Obama offered his condolences and mentioned he’s taking “full responsibility for all our counterterrorism operations” including the incident led to the deaths of American Warren Weinstein and Giovanni Lo Porto. The US president added that the strike succeeded in killing members of Al-Qaeda. US intelligence had concluded that capturing the terrorists was not a possibility.
It was believed there were no civilians in the suspected Al-Qaeda compound, which was stuck by missile from an unmanned aerial vehicle. Critics of the US drone program are asking whether it can still be justified given the loss of innocent lives.
Official policy allows the Central Intelligence Agency to launch drone strikes on behalf of the US without positively identifying the targets. Instead, they rely on behavior patterns to decide if an operation should go-ahead.
The New York Times reported this week that the January 15 strike that killed the two hostages was one of these “signature strikes.” The CIA believed with “high confidence” they would only be targeting terrorists. The CIA only learned that hostages had been killed after locals buried six bodies and not four, administration officials told the publication on condition of anonymity.
Amid growing opposition and concerns about the US drone program, Obama mentioned in 2013 that he would look to limit the use of strikes from unmanned aerial vehicles.
“Before any strike is taken, there must be near-certainty that no civilians will be killed or injured -- the highest standard we can set,” the US president said.
According to the Bureau of Investigative Journalism, US strikes in Pakistan since 2004 have killed between 423 and 962 civilians—or on average, at least one innocent civilian per strike. The bureau adds that 100 or more other strikes have been waged since the George W. Bush administration in Yemen, Somalia and Pakistan, which have led to civilian deaths.
Shahzad Akbar, a Pakistani attorney who represents 150 victims of the US strikes, told The Intercept that the president’s apology on Thursday exhibits a gross double standard when it comes to civilian deaths.
If innocent victims “are watching on TV the president being so remorseful over the killing of a Westerner, what message is that taking?” Akbar asked The Intercept this week. The Pakistani lawyer added Obama’s admission felt like, “you do not matter, you are children of a lesser God, and I’m only going to mourn if a Westerner is killed.”
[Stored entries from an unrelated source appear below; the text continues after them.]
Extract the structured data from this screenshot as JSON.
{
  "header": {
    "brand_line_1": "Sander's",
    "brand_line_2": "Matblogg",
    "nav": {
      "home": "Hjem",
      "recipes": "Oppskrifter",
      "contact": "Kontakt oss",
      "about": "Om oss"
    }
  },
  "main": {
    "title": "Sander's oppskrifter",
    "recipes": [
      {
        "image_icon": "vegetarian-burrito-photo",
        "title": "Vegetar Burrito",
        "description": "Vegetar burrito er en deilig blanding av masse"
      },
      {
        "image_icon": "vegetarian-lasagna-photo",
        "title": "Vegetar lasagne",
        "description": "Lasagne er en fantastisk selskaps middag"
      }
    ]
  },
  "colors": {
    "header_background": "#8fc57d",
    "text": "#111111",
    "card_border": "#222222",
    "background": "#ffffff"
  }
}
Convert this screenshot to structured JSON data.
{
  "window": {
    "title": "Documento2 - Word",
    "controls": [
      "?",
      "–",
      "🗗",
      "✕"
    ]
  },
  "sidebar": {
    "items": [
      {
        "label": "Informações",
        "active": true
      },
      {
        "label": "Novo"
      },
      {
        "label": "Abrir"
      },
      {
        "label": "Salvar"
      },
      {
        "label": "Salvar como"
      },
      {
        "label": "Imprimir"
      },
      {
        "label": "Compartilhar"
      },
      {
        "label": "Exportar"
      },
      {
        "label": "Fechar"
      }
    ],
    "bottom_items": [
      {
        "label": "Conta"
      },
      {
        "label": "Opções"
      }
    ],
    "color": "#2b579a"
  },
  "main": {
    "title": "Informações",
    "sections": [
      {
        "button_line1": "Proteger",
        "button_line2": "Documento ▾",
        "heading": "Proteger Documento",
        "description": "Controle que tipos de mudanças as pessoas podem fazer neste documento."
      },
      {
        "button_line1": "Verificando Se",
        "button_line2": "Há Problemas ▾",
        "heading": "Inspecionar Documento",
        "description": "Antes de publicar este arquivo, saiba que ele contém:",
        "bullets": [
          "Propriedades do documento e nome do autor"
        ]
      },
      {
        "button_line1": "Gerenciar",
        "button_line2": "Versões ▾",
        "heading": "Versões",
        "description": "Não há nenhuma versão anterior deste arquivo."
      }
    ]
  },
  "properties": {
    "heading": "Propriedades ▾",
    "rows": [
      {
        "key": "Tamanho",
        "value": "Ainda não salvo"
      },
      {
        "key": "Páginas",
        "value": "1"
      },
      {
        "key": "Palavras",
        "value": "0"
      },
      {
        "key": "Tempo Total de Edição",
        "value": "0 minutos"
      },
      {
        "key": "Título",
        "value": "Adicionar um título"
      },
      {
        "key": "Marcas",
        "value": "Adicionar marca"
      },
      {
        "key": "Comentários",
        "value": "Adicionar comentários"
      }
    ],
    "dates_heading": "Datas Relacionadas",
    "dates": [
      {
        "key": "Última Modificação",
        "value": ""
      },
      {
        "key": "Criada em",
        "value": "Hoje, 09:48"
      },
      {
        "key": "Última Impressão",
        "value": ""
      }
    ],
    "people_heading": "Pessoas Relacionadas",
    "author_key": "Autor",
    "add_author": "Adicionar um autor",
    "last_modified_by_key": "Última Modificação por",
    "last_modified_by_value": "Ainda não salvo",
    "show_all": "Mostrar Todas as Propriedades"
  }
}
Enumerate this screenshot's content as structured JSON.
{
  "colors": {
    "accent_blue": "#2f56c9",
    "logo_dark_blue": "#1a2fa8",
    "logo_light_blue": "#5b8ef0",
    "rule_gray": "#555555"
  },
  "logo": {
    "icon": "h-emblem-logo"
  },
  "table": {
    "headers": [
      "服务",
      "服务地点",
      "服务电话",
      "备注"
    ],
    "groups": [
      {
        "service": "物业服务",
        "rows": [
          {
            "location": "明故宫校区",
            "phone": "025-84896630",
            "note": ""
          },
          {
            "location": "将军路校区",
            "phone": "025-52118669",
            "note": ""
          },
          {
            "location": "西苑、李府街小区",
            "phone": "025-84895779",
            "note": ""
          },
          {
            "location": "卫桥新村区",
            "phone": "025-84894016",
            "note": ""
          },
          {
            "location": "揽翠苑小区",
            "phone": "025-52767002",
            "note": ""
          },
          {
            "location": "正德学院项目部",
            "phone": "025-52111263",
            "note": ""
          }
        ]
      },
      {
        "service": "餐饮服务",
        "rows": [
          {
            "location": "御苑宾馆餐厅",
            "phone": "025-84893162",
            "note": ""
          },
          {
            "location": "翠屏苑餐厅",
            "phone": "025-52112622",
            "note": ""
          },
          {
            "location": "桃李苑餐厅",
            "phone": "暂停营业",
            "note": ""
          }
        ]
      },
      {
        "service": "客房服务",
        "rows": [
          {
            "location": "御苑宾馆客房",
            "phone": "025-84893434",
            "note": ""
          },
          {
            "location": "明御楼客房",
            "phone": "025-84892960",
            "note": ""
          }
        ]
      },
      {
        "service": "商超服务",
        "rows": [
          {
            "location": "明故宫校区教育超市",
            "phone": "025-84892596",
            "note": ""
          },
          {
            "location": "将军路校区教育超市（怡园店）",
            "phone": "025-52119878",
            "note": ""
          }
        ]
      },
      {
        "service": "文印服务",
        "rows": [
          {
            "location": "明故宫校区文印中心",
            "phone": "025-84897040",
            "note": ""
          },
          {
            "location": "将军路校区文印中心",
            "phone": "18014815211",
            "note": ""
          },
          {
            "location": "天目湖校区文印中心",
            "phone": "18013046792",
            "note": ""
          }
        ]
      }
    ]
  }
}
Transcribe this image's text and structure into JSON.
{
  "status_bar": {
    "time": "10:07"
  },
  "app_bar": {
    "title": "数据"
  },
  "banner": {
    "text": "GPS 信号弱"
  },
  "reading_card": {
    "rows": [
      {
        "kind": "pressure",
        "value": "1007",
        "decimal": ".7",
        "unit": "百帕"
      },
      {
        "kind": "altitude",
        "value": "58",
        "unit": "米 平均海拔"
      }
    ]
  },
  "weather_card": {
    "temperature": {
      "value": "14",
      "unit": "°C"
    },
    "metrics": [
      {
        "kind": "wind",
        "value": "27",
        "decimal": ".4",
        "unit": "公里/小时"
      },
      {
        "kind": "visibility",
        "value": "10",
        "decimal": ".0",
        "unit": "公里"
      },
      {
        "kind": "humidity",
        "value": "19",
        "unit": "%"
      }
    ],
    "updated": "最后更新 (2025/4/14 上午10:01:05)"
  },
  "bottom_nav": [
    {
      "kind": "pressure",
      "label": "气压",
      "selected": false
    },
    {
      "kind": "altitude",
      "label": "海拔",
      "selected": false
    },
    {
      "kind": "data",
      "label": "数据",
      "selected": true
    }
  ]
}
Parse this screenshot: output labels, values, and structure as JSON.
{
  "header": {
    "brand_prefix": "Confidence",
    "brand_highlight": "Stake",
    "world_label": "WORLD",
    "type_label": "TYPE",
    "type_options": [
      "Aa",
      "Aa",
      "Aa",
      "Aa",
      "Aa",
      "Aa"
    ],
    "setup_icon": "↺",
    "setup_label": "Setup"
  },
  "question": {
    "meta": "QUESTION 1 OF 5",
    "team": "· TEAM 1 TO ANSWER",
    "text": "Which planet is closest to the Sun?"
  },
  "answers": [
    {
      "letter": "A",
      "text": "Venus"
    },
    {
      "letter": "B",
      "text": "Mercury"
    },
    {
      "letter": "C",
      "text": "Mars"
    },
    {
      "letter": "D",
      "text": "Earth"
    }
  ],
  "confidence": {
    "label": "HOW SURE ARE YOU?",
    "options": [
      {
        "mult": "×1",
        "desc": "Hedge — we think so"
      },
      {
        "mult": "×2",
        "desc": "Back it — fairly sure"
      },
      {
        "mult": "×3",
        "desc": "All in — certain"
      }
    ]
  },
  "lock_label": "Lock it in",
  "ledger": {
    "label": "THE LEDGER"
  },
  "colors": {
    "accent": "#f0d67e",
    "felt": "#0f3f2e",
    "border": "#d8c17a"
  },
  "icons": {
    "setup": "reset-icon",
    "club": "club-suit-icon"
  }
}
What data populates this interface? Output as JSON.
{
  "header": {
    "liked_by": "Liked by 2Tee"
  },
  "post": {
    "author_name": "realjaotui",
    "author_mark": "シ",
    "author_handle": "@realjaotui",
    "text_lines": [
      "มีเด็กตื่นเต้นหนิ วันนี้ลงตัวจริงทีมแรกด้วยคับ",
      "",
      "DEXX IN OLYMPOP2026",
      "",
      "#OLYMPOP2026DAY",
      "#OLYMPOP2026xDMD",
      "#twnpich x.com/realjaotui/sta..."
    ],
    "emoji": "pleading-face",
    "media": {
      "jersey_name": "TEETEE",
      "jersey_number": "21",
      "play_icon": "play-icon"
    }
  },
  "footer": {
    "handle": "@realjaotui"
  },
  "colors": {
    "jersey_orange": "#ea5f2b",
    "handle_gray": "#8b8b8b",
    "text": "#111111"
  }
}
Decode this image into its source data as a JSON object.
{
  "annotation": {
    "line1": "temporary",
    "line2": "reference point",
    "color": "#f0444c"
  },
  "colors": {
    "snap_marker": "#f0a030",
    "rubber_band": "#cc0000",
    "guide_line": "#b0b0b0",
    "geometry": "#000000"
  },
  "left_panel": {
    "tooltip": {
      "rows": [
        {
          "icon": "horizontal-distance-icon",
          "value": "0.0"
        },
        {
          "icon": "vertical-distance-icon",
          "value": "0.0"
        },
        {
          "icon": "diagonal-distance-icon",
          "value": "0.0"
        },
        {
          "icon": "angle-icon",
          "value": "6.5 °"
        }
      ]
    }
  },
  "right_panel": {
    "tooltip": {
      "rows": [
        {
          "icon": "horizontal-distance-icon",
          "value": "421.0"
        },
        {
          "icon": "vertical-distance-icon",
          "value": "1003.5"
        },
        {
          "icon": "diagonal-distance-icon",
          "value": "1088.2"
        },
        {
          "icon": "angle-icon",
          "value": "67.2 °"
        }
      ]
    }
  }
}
According to the Bureau of Investigative Journalism, 38 westerners, including 10 Americans, have been killed by US drone strikes. Missiles fired from unmanned aircraft killed al-Qaeda members Anwar al-Awlaki, Samir Khan and Al-Awlaki’s teenage son, all US citizens, in 2011.
Seth Jones, a fellow at the RAND Corporation and a former US Special Forces adviser, told AFP that news of the January strike may re-open debates “about the effectiveness of drones.”
"It just adds to the concerns about the use of drone strikes," Jones told the news agency. "There has been no major terrorist organization in the world that has been defeated by drones."